To the best of our knowledge, this is the first paper that focuses on the relationship between coagulation function, T score, and IgAN prognosis. Possible mechanisms to explain the association between shorter PT or APTT and interstitial fibrosis/tubular atrophy are as follows. (1) With the progression of IgAN, renal impairment is aggravated, renal units are damaged accompanied by fibrosis, resulting in loss of normal excretory function and reduced clearance of procoagulant substances. (2) Endothelial injury is a common manifestation in IgAN [48, 49], the shortening of PT or APTT may be related to the initiation of coagulation by vascular endothelial injury. (3) Moreover, extensive researches have found that coagulation is related to inflammatory response, and IgAN is also an inflammatory disease. IgAN patients are commonly associated with alteration of various inflammatory cytokines [50], which may be related to the activation of procoagulant factors and renal fibrosis [51, 52]. In addition, there are some limitations to our study. First, the data were collected at a single center, which may limit the generalisability of the results.

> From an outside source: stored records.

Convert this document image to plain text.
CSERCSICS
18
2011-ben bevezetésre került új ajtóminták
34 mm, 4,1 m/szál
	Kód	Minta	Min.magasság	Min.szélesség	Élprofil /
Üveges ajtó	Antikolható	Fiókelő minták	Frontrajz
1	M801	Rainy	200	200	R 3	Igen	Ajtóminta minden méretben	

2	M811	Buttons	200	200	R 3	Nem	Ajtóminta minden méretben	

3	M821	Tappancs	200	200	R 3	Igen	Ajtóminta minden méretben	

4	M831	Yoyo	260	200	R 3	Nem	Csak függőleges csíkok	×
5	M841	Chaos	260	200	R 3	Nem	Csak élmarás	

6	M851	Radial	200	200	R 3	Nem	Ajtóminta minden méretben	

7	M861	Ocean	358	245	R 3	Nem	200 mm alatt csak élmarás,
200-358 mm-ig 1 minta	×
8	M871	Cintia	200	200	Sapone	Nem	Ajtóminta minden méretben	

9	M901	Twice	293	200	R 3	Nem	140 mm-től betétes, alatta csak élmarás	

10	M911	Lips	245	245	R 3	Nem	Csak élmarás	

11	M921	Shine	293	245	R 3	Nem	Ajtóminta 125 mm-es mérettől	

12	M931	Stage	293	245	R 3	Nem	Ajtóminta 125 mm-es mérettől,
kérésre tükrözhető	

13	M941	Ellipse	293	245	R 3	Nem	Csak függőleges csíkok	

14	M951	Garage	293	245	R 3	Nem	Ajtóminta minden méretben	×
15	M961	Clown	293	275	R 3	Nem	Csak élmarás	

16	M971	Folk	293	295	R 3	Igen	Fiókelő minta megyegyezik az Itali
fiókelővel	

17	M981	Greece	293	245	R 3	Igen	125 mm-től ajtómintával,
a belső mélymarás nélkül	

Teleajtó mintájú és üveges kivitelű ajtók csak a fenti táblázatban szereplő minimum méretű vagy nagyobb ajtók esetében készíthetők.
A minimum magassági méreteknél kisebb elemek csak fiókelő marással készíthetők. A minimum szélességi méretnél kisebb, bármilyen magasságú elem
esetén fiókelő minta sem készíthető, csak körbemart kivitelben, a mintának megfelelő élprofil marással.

Second, although those on treatment with agents affecting coagulation parameters were excluded, we did not consider treatment with angiotensin-converting enzyme inhibitors/angiotensin receptor blockers or antihypertension therapy and how this may affect the results and vascular physiology.

In conclusion, our study reveals a novel aspect of tubular atrophy/interstitial fibrosis (T), linking coagulation function to clinical and pathological of IgAN. Shorter PT and APTT are associated with the presence of T and may increase the risk of poor prognosis in IgAN. The molecular mechanism between coagulation and IgAN pathology needs to be further explored.